Biraz önce ayrıldık; aldatıldım biraz.
Haberi olmadı aldatıldığımdan.
Benden de.
Tanışmış olsak; ya da iki laf etseydik karşılıklı;
gitmezdi belki.
Belki de hiç yoldaş olmazdı bana.
Şairler ülkesine gemiler kalkmaz, dağları sert kalplidir;
trenleri geçirmez.
Yukarısı kalabalıktır.
Aşağısı ise karanlık.
Dehlizleri diyorum.
Dehlizler dar, dehlizler efsunlu, dehlizler ki;
Şairler bilir uzayıp kıvrılan yolu.
Siyah kaplı; ciltli, saman kağıdından kapıları vardır.

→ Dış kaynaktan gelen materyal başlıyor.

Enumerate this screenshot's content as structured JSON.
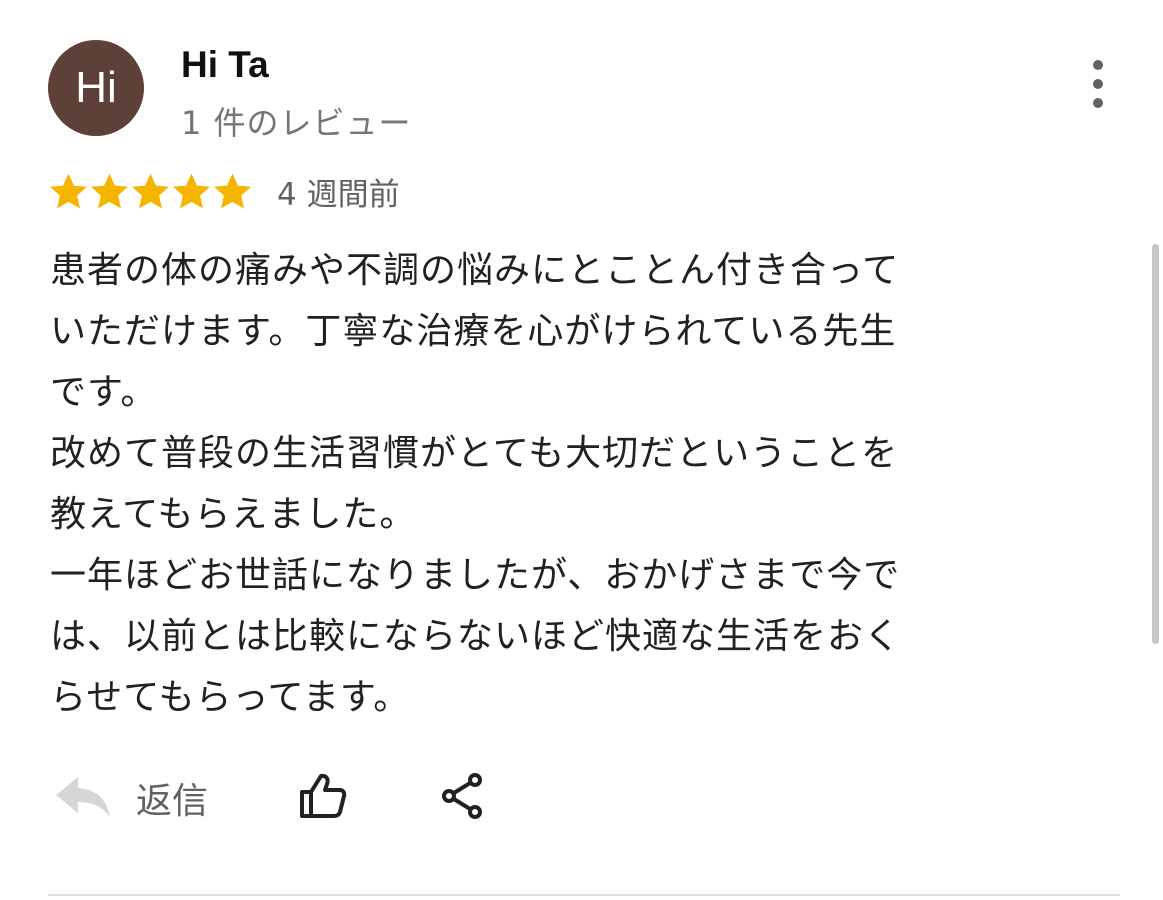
{
  "reviewer": {
    "avatar_initials": "Hi",
    "avatar_color": "#5d4037",
    "name": "Hi Ta",
    "review_count": "1 件のレビュー"
  },
  "review": {
    "rating": 5,
    "max_rating": 5,
    "star_color": "#f4b400",
    "time_ago": "4 週間前",
    "text_lines": [
      "患者の体の痛みや不調の悩みにとことん付き合って",
      "いただけます。丁寧な治療を心がけられている先生",
      "です。",
      "改めて普段の生活習慣がとても大切だということを",
      "教えてもらえました。",
      "一年ほどお世話になりましたが、おかげさまで今で",
      "は、以前とは比較にならないほど快適な生活をおく",
      "らせてもらってます。"
    ]
  },
  "actions": {
    "reply_label": "返信",
    "reply_icon": "reply-arrow-icon",
    "like_icon": "thumbs-up-icon",
    "share_icon": "share-icon",
    "more_icon": "more-vert-icon"
  }
}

Yazan bir tebeşir parçası bile açar bu kadim kapıları.
Hoş; kolaydır girmesi.
Ama sadece yüce ozanlar görür yolun sonundaki ışığı.
Ben sadece yürümeyi biliyordum,
Dürüstçe söylemek gerekirse sürünmeyi.
Güzel şiirler güzel ellerden çıkar ne de olsa.
Ellerim Norveç'li balıkçılar kadar yıpranmıştır benim oysa.
Haklarını yemeyelim; onlarınki emekten.
Benimki ise çirkinlikten.
Bir gün yine 'sürünayak' ilerlemekteydim.
Zifiri karanlıkta bir siluete rastladım.
Zifiri karanlıkta gördüm diyorum;
Çünkü algı 'aşağıda' farklı işler.
Görülmez; rastlanır.
O da yolcuydu.
Yolun haritası ellerindeydi sanki;
Cesaretinden bahsetme cesaretini ben bulamıyordum.
Elleri diyorum; çok şairaneydi.
Beraber nice dize tepeledik.
Otobüsler, hastaneler, bakkallar...
Yukarının insanlarından dizeler aşırdık;
eski kara bohçalarımıza.
Dehlizlere sığamadık, kağıtları taşırdık.
Bir gün gitti, belki de hiç gelmemişti.
Bazen karıştırıyorum biraz.
Bu şiire başladığımda neredeydim; hatırlamıyorum.
Belleğim kötü bir arkadaş;
Ben mi safım; yoksa uyanık olan o mu bilmem ama.
Aldanan hep ben oluyorum.
Ama görülüyor ki sen buradasın, tam karşımda.
Karanlıktan korkmuyorsun demek.
Vah ki vah; halin harap.
Bir de algına bir iki damla anlam damlacığı düştüyse.
Birazcık kendini bulabildiysen bir de bu zifiri karanlıkta.
Hiç kusura bakma.
Üzerimdeki gömlekten bir tane daha getirebilir misiniz?
Karşımda oturan dostuma lazım oldu da.